As everyone knows by now, the credit ratings agencies played an enormous role in creating the conditions that led to the financial crisis. Their willingness to slap triple A ratings on all manner of Wall Street-engineered mortgage rot was enormously lucrative for the raters but a disaster for the global economy.

Then comes yesterday, and an august decision by S&P is worldwide news, with what consequences we shall see in the coming days, weeks, months, and years.

I am not a specialist on ratings agencies. Oh, am I not a specialist on ratings agencies. I’m not saying that Standard & Poor’s is always wrong. (Or right.) But I have a more general skepticism. I can’t help wondering why our news media treat ratings agencies as nature’s own foolproof, built-in thermometers. Would it not be interesting to help followers of the news understand what a ratings agency is, why it has come to have credibility, and how good its record is? What should we make, for example, of the fact that S&P has downgraded American credit but Moody’s and Fitch have not? I don’t pretend to know. But the question is surely part of the story of what it means that AAA sank to AA+.

I argued the other day that experts like Alan Greenspan and Arthur Laffer don’t deserve a free ride. Their gross errors ought to be part of any story that cites them. Well, ratings agencies are the same. They are human enterprises, fallible institutions—and like other institutions, they have procedures, interests, and histories. Their records deserve inspection. In the scientific spirit, in the spirit of show me, they deserve scrutiny.
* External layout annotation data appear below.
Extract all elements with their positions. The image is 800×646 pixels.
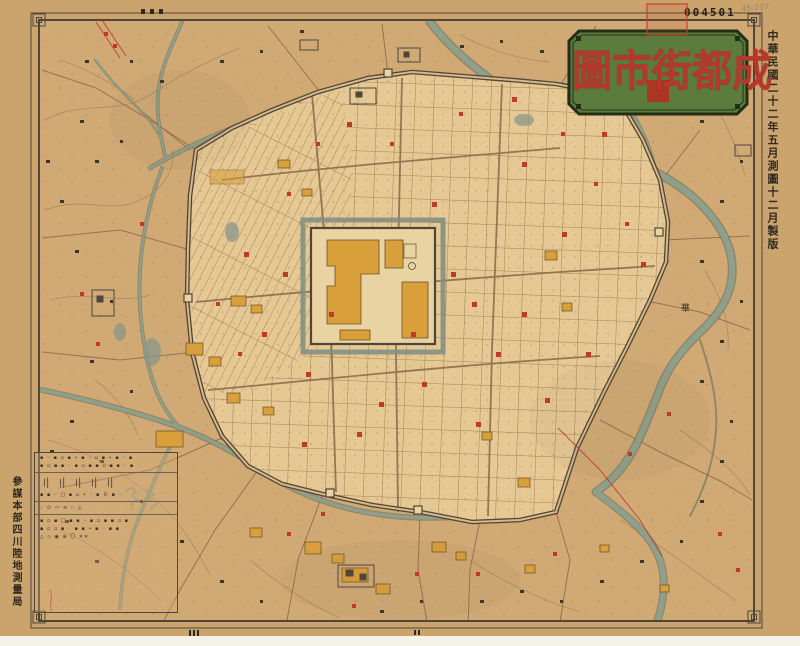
publisher-text: 參謀本部四川陸地測量局: [8, 476, 23, 616]
serial-number-stamp: 004501: [684, 6, 736, 19]
title-char: 都: [692, 50, 732, 93]
title-char: 圖: [572, 50, 612, 93]
imperial-city-compound: [303, 220, 443, 352]
red-seal-stamp: [646, 3, 688, 36]
scan-edge: [0, 636, 800, 646]
legend-divider: [35, 501, 177, 502]
map-title: 圖 市 街 都 成: [572, 40, 744, 104]
county-label: 華: [681, 301, 690, 314]
map-sheet: 中華民國二十二年五月測圖十二月製版 參謀本部四川陸地測量局 004501 45-…: [0, 0, 800, 646]
legend-divider: [35, 472, 177, 473]
legend-row: ▪ ▫ ▪ □ ▪ ▪ ◦ ▪ ▫ ▪ ▪ ▫ ▪: [35, 516, 177, 524]
title-char: 成: [732, 50, 772, 93]
legend-row: △ ⬦ ◉ ⊕ 〇 ✕✕: [35, 532, 177, 540]
title-char: 街: [652, 50, 692, 93]
legend-row: ▪ ▪ ◦ □ ▪ ▫ ∙ ◦ ▪ 〥 ▪ ◦: [35, 490, 177, 498]
legend-box: ▪ ◦ ▪ ▫ ▪ ∙ ▪ ◦ ▫ ▪ ∙ ▪ ◦ ▪ ▪ ▫ ▪ ▪ ◦ ▪ …: [34, 452, 178, 613]
legend-row: ∴ ⊙ 〰 ≋ ∷ ◬: [35, 503, 177, 511]
legend-row: ▪ ◦ ▪ ▫ ▪ ∙ ▪ ◦ ▫ ▪ ∙ ▪ ◦ ▪: [35, 453, 177, 461]
title-char: 市: [612, 50, 652, 93]
legend-divider: [35, 514, 177, 515]
legend-row: ▪ ▫ ▫ ▪ ◦ ▪ ▪ ∙ ▪ ◦ ▪ ▪: [35, 524, 177, 532]
legend-row-bars: 〢〢〢〢〢: [35, 474, 177, 490]
legend-row: ▪ ▫ ▪ ▪ ◦ ▪ ▫ ▪ ▪ ▫ ▪ ▪ ◦ ▪: [35, 461, 177, 469]
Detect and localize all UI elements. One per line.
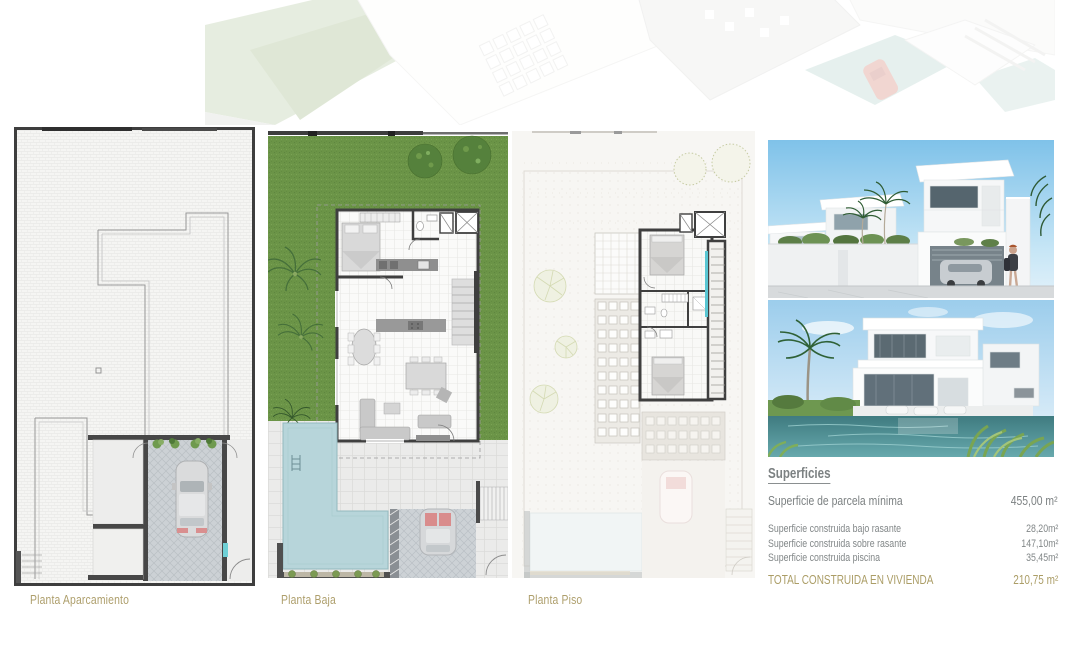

Perhaps I pass myself off as a bit too modest. A number of years ago, I wrote a study of the television entertainment industry, which included an attempt to figure out what Nielsen ratings and other network research were good for, given the fact that some of the most successful shows in the history of the networks (most famously All in the Family) had been rated poorly by test audiences. Nielsen was famously close with its data, but the most interesting thing I discovered was that network executives didn’t really care. For their purposes, the ratings didn’t have to be accurate. They had to be good enough to settle an argument, good enough to support hunches, good enough to brandish in a meeting, good enough to silence skeptics. Good enough. In other words, they’re material for decision-making purposes—deemed better than nothing for the purpose of shoring up confidence that the networks made good decisions.

Toward the end of making them seem features of nature, ratings agencies promote their ratings, which are, after all, their products. They market them as the holiest writ they can. Having won the confidence of various players, they pyramid this confidence into more confidence, in a sort of confidence game. It’s been argued, in fact, that one cause of the housing bubble was the effort of one ratings agency to promote its own quantitative measure of creditworthiness worldwide. (The argument by Martha Poon is a bit technical but repays study.)

All this should be taken on when ratings themselves, in all their apparently coldness, hardness, and impersonality, are The Story.